19th-Century palaeontologists noticed that the ancient ancestors of modern mammals often tended to be smaller; horses, for example, can be traced to the dog-sized Eohippus genus of 50 million years ago.
The pattern is not consistent across the animal kingdom, however. Most groups of dinosaurs got bigger until they died out - but the birds that evolved from them grew smaller and lighter with the necessity of flight.
Dr Noel Heim, from Stanford University in California, set out to give Cope's rule its most thorough test yet - in the vast realm of the ocean.
He enlisted the help of colleagues, undergraduates and even high school interns, to scour the scientific record for body size data - including measuring countless illustrations from venerable palaeontological tomes.
"We've had at least 50 high school students working on it over the last five years," Dr Heim told BBC News.
"It would have taken many, many, many more years doing it on my own!"
Eventually the team had amassed information on more than 17,000 groups of species, called genera. This represents over 60% of all the animal genera ever to have lived.
It was detailed analysis of this formidable set of figures that revealed the trend towards increasing size.
But Dr Heim and his colleagues say the consistent trend does not mean that every single genus of animals evolved to grow larger.
Instead, the branches of the family tree that were populated by larger animals divided many more times - diversifying and expanding so that the ocean gradually built up a greater variety of bigger and bigger beasts.
Faster movers, better eaters
The team also wanted to work out whether this bigness bias was really driven by evolutionary advantage, or was simply a matter of chance.
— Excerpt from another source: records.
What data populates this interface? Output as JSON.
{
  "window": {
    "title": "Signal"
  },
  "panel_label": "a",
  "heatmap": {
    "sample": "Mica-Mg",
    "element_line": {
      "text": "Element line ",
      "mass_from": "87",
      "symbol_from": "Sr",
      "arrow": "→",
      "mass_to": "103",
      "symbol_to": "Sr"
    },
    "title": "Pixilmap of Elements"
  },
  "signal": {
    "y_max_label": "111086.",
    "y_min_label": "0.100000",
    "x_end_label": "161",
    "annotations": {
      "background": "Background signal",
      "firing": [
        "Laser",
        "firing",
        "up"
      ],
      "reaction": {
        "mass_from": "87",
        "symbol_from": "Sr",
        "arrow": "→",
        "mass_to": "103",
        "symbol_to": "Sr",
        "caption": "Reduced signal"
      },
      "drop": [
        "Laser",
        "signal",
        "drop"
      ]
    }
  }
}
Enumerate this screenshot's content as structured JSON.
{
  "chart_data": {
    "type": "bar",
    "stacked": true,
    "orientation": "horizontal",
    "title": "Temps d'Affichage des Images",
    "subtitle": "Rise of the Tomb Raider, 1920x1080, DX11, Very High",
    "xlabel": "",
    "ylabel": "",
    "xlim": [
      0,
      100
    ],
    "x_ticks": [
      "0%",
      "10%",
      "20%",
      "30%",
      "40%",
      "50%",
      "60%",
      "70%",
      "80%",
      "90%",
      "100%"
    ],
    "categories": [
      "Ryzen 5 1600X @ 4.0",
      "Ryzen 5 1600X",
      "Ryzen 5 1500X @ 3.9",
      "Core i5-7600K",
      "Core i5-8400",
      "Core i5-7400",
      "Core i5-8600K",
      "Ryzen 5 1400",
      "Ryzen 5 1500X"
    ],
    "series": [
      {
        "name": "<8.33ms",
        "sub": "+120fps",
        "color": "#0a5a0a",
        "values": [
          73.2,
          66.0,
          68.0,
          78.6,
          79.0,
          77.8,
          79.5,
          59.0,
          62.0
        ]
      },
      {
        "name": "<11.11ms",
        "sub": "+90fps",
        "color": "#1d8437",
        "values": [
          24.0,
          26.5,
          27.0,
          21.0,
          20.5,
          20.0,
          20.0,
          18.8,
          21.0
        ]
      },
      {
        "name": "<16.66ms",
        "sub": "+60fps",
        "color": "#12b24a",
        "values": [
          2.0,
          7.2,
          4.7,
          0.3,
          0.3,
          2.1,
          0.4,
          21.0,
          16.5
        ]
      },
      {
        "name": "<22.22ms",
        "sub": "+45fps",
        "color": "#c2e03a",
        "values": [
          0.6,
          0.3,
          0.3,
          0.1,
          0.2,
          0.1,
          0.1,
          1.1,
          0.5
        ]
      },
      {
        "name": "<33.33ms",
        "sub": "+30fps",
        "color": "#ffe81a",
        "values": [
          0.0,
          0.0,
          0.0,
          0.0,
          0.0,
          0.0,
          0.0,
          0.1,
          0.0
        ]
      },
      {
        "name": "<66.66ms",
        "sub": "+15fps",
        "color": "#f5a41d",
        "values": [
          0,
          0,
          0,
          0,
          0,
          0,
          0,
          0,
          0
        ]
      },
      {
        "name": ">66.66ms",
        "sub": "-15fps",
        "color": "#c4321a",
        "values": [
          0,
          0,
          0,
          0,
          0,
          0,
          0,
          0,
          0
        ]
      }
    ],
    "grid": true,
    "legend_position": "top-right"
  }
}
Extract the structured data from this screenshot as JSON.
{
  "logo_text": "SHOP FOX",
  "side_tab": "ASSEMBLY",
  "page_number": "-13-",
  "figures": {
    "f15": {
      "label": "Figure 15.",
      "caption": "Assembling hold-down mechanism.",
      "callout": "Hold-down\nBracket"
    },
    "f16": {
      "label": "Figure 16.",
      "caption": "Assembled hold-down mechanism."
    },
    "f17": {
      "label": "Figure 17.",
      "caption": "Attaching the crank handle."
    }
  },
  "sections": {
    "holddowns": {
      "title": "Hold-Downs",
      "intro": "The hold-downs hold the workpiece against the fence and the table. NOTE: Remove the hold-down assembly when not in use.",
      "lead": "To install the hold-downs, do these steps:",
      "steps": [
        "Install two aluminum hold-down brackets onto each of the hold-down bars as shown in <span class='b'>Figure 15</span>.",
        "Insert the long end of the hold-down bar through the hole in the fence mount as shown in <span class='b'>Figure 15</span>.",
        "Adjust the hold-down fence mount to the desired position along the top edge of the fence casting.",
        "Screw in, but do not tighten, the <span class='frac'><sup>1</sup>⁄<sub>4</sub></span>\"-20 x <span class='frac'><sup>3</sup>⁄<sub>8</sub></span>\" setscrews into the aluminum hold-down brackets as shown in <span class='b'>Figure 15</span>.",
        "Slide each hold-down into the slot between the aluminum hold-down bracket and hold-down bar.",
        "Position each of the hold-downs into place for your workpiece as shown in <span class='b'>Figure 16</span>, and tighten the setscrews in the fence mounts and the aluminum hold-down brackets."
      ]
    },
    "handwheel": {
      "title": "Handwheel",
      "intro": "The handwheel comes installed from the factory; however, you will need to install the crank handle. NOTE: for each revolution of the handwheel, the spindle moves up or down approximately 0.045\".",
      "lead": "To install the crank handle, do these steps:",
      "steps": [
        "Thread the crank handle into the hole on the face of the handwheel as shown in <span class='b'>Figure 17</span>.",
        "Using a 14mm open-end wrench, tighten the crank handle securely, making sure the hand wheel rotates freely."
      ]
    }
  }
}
To this end, they put their size data from the oldest animals into a computer model and ran multiple simulations of how the family tree might evolve. Each species could die out, stay the same, or get bigger or smaller.
In some simulations, the scientists allowed the animals' size to drift randomly without affecting each species' success; in others, they tweaked the rules so that bigger animals were more likely to survive and flourish.
The version that best matched the real fossil history was one with a genuine size advantage.
"The degrees of increase in both mean and maximum body size just aren't well explained by neutral drift," said Dr Heim. "It appears that you actually need some active evolutionary process that promotes larger sizes."
As for what those benefits of extra bulk might be, the researchers cannot be sure - but larger species likely took advantage of being able to move faster, burrow better in sediment, or eat larger prey.
The changing chemistry of the ocean, including an increase in oxygen, may also have played a role, Dr Heim suggested.
Dr Michael Berenbrink, an evolutionary physiologist at the University of Liverpool, said the US team had compiled "an incredible data set".
He cautioned that the results should be interpreted carefully, noting particularly that the size increase was not just the gradual progression that a straightforward application of Cope's rule might predict.
Certain key events, also highlighted by the study's authors, deliver an extra boost. Most obviously, at the stages when land animals like reptiles and, later, mammals returned to the water, the size graph lurched upward.
It was the return of mammals, after all, that eventually produced the modern giants of the sea: whales.
"You can see in the data, there is this trend to increasing size - but a real kick comes when you have these air-breathers re-entering the water," Dr Berenbrink told the BBC.
"Then you have a sort of a step change in size."
Breathing air delivers extra oxygen to an animal's tissues, he explained, allowing them to sustain bigger bodies beneath the waves.
Dr Heim agrees that these events are important, but emphasises the huge diversity of other life forms - the fish, molluscs and other invertebrates - which together continued on a trajectory of expanding size.
"[Marine mammals and reptiles] are not driving the trend," he said. "They're really big, but in terms of diversity there's just not that many of them.
"They actually have a fairly small impact on the mean size."